Monday 6 April 2020

the difference, I 
explain, patiently, again
is the tone of voice


It's barely 6:30 a.m.  A Monday morning.  Before covid, I'd be on the highway, headed into work - showered, dressed, fed, prepared.  Four weeks into covid I'm in my office at home, pajamas, first coffee, slightly dirty glasses, and wondering when the world will return to something I know.

Four weeks ago, I would put Bob in his shower chair and leave for work.  His PSW would get him up and ready and prepared for his day.  Bob woud go to the gym or out with friends.  Now everything is closed.  Bob's outings during the week are for volunteering at a soup kitchen during covid.  I tried to talk to him about how concerned I am about the risk for us - but he was unmoved and refused to listen.  I gave up trying.  In the end, I'd do the same thing he is so it seemed hypocritical to pursue it.

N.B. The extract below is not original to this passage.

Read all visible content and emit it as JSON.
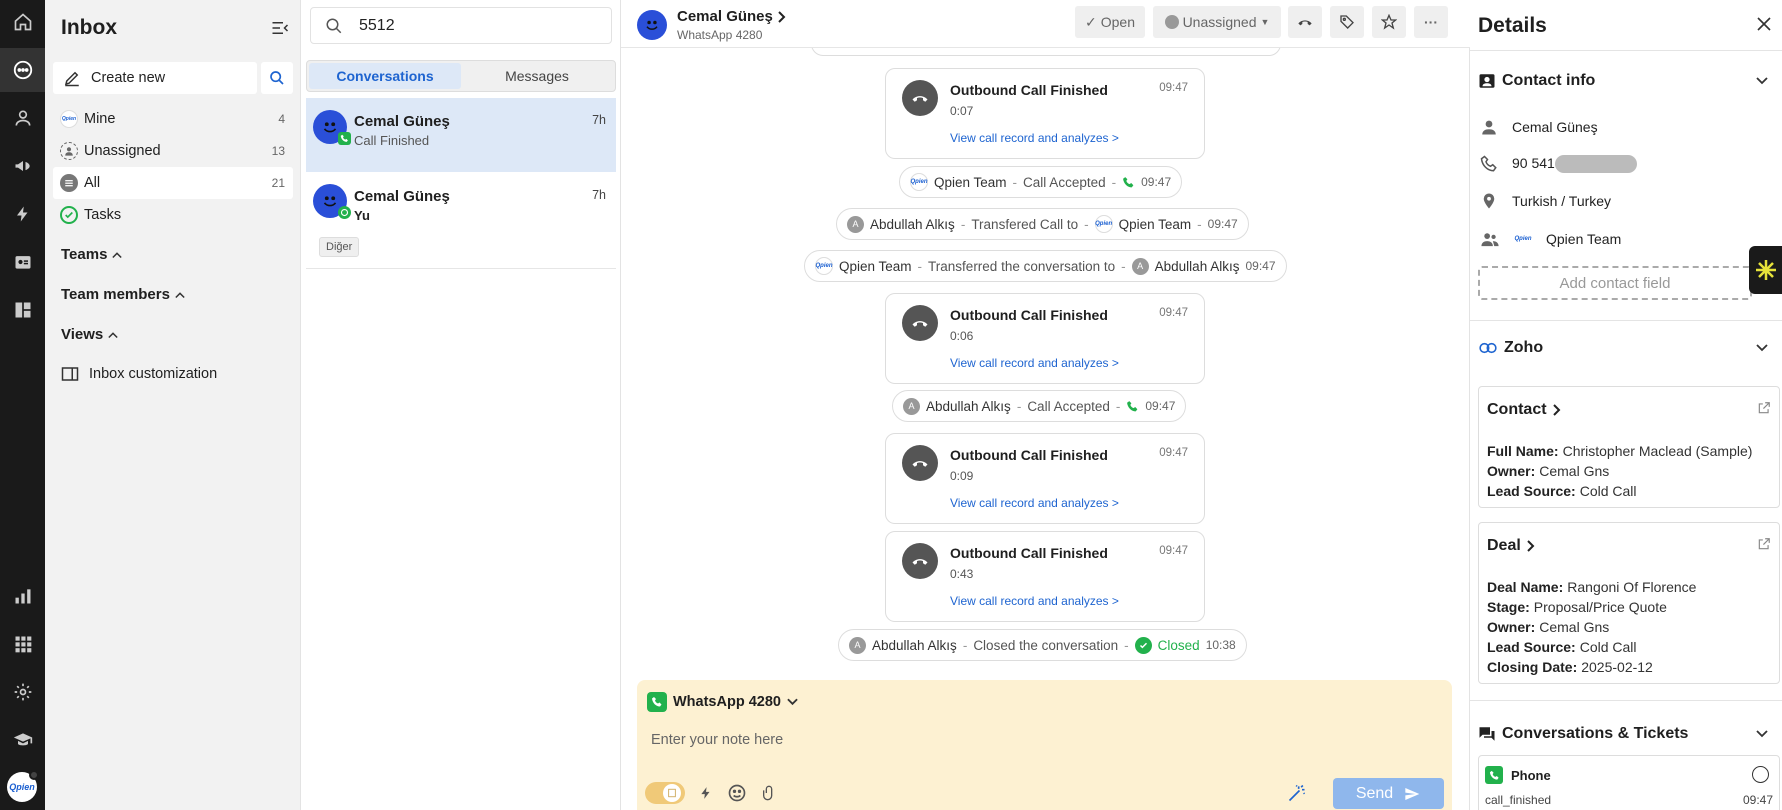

In the last four weeks, I've assisted with Bob's lifts in the shower.  In the last few days, this has increased to helping with his pants.  Today, he was tired of being fussed over and told his PSW that he could stay with his pants down and "Chris would just do it later".  We'll have to talk, also later, about how the whole point of having a PSW was to decrease my workload and exhaustion.  I'm not here to save them work.  But he's too nice and I'm probably too patient with this stuff.  Instead of asking, "wtf are you talking about?" I smile, pour a coffee, and come in here to blog.

Cowardly, perhaps, or patient, thoughtful?  I can never tell.

Yesterday was good.  I had a pleasant, lazy morning, followed by errands.  I came home, did yard work, and burned the leaves.  It felt normal, almost - the sun on my face, wind in my hair, burned leaves in my nostrils. The dogs were playing and sleeping in the sun - and for a moment I forgot how utterly changed the world is in four weeks.

I keep oscillating between "this isn't so bad" and "holy crap".  Tme will tell, I suppose.